Does Facebook still pay Reels Play Bonus?

No. The old Reels Play Bonus program that paid a flat per-view rate with huge monthly caps has been retired for most creators since 2023.

The current program paying for Reels views is the Performance Bonus Program, which uses engagement quality and other signals instead of a simple “per view” math.

How do I get invited to the Performance Bonus Program?

You can’t apply manually. Meta invites creators who:

  • Use a Page or Professional Mode profile
  • Post Reels consistently over time
  • Have healthy, non-botted engagement and no serious policy violations

Your best shot is to publish high-retention, original Reels 3–5 times per week, keep your account clean, and check your monetization tab regularly so you don’t miss an invite.

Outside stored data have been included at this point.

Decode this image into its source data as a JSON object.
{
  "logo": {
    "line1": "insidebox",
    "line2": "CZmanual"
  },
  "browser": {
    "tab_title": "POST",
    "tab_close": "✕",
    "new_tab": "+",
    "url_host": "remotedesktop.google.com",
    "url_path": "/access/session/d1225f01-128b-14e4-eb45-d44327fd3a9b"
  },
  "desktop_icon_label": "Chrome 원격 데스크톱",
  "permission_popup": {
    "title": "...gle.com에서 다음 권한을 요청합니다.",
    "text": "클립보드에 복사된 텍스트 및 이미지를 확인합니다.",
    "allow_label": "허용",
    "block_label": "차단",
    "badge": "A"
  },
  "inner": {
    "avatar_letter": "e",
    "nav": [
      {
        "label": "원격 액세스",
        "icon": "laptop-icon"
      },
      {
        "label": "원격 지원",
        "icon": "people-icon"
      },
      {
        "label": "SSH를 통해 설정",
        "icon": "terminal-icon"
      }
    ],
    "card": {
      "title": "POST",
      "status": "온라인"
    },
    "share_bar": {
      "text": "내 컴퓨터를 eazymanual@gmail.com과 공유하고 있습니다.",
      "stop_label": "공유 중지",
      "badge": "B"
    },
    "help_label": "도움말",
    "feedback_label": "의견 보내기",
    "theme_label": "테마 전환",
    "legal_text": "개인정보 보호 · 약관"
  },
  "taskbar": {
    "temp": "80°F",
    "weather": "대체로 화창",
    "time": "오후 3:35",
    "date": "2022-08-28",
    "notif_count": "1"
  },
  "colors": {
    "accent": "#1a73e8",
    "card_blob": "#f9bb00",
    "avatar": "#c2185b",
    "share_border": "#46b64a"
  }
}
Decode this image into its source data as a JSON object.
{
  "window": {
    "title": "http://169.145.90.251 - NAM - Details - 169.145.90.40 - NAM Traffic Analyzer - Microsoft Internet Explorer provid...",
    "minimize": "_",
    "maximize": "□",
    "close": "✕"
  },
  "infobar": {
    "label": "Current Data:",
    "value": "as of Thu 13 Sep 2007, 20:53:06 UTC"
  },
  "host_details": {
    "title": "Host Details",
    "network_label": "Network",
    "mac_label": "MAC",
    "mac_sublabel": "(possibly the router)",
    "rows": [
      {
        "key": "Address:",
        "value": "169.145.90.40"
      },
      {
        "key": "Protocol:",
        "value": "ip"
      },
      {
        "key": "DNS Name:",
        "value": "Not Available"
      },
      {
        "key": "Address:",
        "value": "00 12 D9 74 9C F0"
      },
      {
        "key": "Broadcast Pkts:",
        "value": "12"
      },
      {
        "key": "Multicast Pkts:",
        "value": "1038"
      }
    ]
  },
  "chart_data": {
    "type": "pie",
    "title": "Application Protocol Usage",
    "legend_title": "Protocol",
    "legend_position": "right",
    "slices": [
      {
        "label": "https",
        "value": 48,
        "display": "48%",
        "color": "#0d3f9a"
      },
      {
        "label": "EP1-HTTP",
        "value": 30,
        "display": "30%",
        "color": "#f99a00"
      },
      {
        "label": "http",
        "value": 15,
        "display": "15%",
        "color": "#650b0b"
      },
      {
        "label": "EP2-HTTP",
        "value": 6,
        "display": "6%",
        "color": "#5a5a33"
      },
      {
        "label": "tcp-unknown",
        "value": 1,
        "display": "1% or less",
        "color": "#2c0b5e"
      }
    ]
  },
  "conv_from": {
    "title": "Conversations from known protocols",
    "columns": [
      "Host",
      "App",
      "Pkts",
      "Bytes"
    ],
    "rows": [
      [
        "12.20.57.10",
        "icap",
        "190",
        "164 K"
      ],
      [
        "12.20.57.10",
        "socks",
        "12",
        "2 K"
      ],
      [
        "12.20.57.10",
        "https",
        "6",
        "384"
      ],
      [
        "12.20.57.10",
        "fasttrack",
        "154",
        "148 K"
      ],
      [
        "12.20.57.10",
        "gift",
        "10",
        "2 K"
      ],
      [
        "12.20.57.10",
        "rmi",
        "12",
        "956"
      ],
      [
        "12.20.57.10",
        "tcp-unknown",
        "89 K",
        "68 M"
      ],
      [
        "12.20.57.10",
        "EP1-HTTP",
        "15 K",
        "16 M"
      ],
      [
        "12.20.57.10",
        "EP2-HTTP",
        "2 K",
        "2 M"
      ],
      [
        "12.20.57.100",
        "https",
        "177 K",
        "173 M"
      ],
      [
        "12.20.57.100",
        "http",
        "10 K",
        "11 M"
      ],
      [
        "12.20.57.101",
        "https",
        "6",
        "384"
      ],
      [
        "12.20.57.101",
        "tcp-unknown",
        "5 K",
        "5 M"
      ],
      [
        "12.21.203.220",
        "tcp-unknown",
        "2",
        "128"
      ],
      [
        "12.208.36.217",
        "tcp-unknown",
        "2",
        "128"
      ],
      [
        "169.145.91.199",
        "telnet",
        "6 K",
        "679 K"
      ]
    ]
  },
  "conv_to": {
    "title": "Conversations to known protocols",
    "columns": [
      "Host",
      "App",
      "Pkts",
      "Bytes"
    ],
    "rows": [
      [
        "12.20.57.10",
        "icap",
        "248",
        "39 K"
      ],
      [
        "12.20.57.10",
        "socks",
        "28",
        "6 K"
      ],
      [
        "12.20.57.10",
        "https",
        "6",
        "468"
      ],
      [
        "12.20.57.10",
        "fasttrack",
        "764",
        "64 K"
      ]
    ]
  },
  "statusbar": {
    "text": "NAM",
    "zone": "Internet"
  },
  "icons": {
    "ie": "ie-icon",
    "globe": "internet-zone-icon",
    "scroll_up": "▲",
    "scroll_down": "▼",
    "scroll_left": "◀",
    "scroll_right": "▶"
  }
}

The principle: per-view payouts are the floor, not the ceiling

If you remember one thing from all this, let it be this: Facebook Reels per-view payouts are real, but they’re the floor of your earning potential, not the ceiling.

The creators who survive long term aren’t chasing the perfect CPM. They’re building systems: consistent Reels output, smart cross-posting, and clear offers behind the content. If scheduling and multi-platform posting are the parts you keep dropping, tools like a simple content calendar or SocialCal’s Content Calendar can quietly make the difference between “I post when I feel like it” and “my content works for me every day.”

Growth isn’t about perfect videos. It’s about showing up often enough that one of your good ones hits — and having something ready to sell when it does.